There is an old adage that if you want to truly know what Episcopalians/Anglicans believe then listen to their prayers. I will admit that I fall entirely into that category. I have also ensured that my prayers are consistent with the Appreciative Way and in turn that the Appreciative Way is consistent with my theology as manifested in my prayers. I invite you to make use of the liturgies. Please feel free to cut, copy, paste, edit, and correct these resources as you create prayer and worship opportunities to meet the challenges of our day in your own communities. Rob Voyle
The lessons are taken from the Scriptures, Omar Badley, Dwight Eisenhower, the Dalai Lama, Nelson Mandela, Desmond Tutu, and Thomas Merton
A non-eucharistic version is also provide that includes readings from Joan Chittister and Valerie Kaur.
In addition to these written liturgies we have created a complete App of: Morning, NoonDay, Evening, and Compline Prayer, services including the daily readings for the day.
Take the Daily Office and your Prayer Lists where ever you take your phone!
The foundations of these liturgies is the The Anglican Book of Common Prayer and its multiple expressions in the Anglican Community throughout the world. These prayerbooks are wonderful treasure troves of prayers and resources for deepening our spiritual lives and inspiring action in the world. Such books are however a frozen meal, they need thawing out, warming up, and seasoning with local spices. This is what these liturgies and resources seek to do: Adapt liturgies to meet specific contexts and needs as we respond to the needs within our communities.
Specific Foundational Resources
The Episcopal Book of Common Prayer, 1979, available from The Church Hymnal Corporation, New York. Inclusive canticles and prayers have been adapted from a variety of sources including Enriching our Worship, 1998 also available from The Church Hymnal Corporation, New York.
A New Zealand Prayerbook, ©Copyright 1989 the Church of the Province of New Zealand. This prayerbook has been the inspiration for many prayers and collects. When many people think of the New Zealand prayerbook they will refer to the "New Zealand Lord's Prayer." As a New Zealander, I think it appropriate to acknowledge the source of this prayer is actually the Rev.
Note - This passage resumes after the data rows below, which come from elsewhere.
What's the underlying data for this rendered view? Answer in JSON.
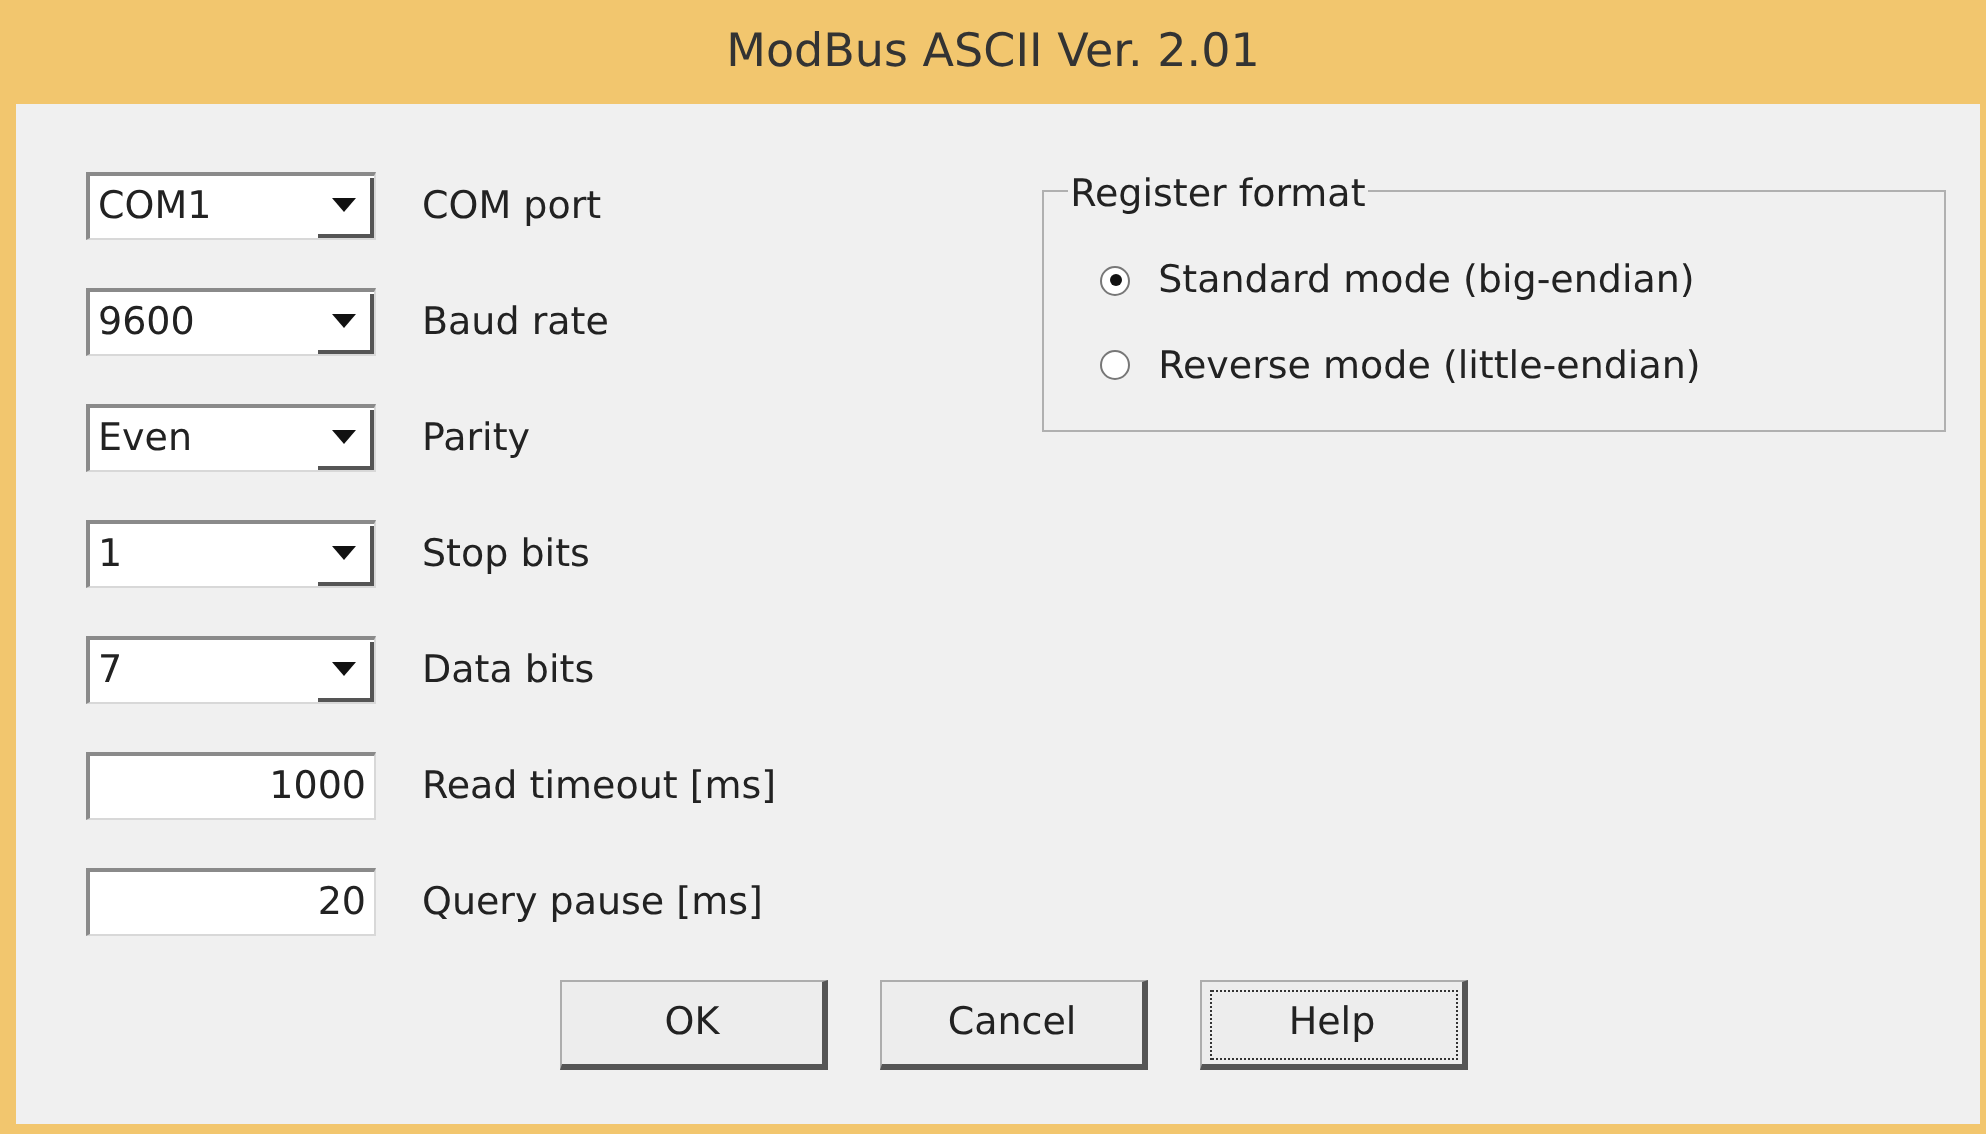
{
  "window": {
    "title": "ModBus ASCII  Ver. 2.01"
  },
  "fields": [
    {
      "kind": "combo",
      "value": "COM1",
      "label": "COM port"
    },
    {
      "kind": "combo",
      "value": "9600",
      "label": "Baud rate"
    },
    {
      "kind": "combo",
      "value": "Even",
      "label": "Parity"
    },
    {
      "kind": "combo",
      "value": "1",
      "label": "Stop bits"
    },
    {
      "kind": "combo",
      "value": "7",
      "label": "Data bits"
    },
    {
      "kind": "number",
      "value": "1000",
      "label": "Read timeout [ms]"
    },
    {
      "kind": "number",
      "value": "20",
      "label": "Query pause [ms]"
    }
  ],
  "register_format": {
    "title": "Register format",
    "options": [
      {
        "label": "Standard mode (big-endian)",
        "selected": true
      },
      {
        "label": "Reverse mode (little-endian)",
        "selected": false
      }
    ]
  },
  "buttons": [
    {
      "label": "OK",
      "focused": false
    },
    {
      "label": "Cancel",
      "focused": false
    },
    {
      "label": "Help",
      "focused": true
    }
  ]
}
Jim Cotter, an English priest and activist.
Inclusive Psalms were taken from The Saint Helena Psalter, ©Copyright 2005 by The Order of St. Helena, Inc. All rights reserved. Used with permission.
For prayers and liturgies in the Celtic tradition have been inspired by and used materials from the Iona Community Worship Books published by Grey Goose Publishing.
In general, Biblical passages are taken from The New Revised Standard Version, ©Copyright 1989 by the Division of Christian Education of the National Council of the Churches of Christ in the United States of America. Used by permission. All rights reserved.
Many of the Eucharistic resources were developed in parishes I served, especially St. Michael's in Colorado Springs where we had a talented group of writers, poets, and liturgists who formed our Word Guild. It was this guild that created the threefold responsive blessings and the Eucharist in the Celtic Tradition.
I am truly grateful to all the people, known and unknown who have written prayers down through the ages and have shared their ideas and creativity with the world. Thank you for the beauty of your words and the times when a word becomes a sparkle of truth and a moment of transcendence in the depth of my being.